Speaking at a Banco de España conference in Santander, Spain, on Thursday, Daly described current U.S. monetary policy as "slightly restrictive" but emphasized that the outlook remains highly uncertain. She said the rapid expansion of AI-related investment and steady employment conditions make it challenging to determine whether the Fed should adjust policy in the coming months.
Daly noted there are competing economic scenarios the central bank must consider. Inflation could remain stubbornly high, requiring policymakers to keep fighting price pressures. At the same time, economic growth could weaken if business investment slows as companies wait to see stronger returns from AI-related spending.
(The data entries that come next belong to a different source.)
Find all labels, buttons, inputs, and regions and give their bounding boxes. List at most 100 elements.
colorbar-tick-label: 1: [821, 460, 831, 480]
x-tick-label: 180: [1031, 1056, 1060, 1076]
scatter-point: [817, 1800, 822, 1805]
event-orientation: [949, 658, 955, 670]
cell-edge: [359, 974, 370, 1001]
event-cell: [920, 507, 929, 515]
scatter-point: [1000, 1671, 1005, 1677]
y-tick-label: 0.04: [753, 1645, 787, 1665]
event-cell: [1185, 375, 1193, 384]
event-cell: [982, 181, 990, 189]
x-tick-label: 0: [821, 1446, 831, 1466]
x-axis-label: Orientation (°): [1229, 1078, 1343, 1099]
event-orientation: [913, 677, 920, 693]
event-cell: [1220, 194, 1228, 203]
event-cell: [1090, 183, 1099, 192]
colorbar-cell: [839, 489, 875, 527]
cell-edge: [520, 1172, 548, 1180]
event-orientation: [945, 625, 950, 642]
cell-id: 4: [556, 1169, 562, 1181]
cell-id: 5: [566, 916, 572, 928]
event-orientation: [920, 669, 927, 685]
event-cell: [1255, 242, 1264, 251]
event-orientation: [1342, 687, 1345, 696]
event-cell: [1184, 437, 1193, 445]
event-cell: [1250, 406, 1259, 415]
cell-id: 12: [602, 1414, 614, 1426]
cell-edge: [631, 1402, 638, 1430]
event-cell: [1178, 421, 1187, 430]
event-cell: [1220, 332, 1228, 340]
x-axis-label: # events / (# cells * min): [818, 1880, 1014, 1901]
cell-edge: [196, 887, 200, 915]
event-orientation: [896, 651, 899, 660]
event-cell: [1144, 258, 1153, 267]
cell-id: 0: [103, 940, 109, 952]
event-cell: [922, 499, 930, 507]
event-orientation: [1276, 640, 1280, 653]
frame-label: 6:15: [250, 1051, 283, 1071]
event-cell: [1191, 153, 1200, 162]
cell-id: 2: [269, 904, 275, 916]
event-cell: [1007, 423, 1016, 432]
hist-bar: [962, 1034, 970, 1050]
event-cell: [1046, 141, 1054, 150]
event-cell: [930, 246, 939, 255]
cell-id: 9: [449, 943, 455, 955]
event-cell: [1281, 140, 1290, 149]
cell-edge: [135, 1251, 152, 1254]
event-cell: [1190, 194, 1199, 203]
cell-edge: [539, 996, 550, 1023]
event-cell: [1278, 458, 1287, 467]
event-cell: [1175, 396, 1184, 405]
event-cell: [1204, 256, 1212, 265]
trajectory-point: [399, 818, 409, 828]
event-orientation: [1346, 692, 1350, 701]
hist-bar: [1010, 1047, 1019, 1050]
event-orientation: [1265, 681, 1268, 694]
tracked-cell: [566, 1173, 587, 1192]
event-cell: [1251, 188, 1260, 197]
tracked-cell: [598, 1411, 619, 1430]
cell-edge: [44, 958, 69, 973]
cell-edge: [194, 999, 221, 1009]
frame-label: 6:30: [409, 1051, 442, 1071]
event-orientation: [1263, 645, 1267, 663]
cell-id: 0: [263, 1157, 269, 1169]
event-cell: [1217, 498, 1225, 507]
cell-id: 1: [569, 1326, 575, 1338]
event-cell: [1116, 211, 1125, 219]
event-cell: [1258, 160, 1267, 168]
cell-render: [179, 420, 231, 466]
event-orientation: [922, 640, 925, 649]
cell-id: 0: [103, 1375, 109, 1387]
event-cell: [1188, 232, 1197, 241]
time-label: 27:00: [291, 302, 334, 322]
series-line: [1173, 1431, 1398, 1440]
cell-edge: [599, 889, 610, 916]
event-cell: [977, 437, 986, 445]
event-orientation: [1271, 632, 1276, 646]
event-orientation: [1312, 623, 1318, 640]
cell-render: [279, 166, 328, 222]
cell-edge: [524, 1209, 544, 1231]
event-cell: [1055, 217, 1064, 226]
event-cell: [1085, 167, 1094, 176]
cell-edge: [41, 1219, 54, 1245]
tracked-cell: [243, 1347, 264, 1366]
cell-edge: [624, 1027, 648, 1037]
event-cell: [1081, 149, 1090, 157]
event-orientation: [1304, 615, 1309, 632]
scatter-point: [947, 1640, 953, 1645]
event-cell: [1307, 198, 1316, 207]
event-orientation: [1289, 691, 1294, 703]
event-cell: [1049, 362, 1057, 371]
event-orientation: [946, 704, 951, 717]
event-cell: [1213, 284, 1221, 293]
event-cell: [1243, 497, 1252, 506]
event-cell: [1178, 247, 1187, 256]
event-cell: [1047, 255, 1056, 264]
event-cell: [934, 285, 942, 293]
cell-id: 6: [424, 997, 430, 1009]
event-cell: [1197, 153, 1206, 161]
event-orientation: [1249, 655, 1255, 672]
She added that the recent decline in oil prices following the Iran ceasefire is a positive development for both consumers and the broader U.S. economy, potentially easing some inflationary pressure.
Her comments came shortly after the U.S. Bureau of Labor Statistics reported that job growth slowed sharply last month. Following the data release, financial markets scaled back expectations for a Federal Reserve interest rate increase later this month and reduced the likelihood of another rate hike in September.
Daly also referenced discussions at the European Central Bank's annual conference in Sintra, Portugal, where Federal Reserve Chair Kevin Warsh reiterated the central bank's commitment to bringing inflation back to its 2% target. Warsh said AI is already reshaping the economy by boosting demand in the near term while eventually increasing supply, creating opposing effects on inflation.
According to Daly, the uncertainty surrounding AI's long-term influence is a key reason for the Fed to remain patient.
"When the world is changing quickly, you don't want to react too quickly," Daly said, stressing that carefully evaluating incoming economic data will help the Federal Reserve make better policy decisions.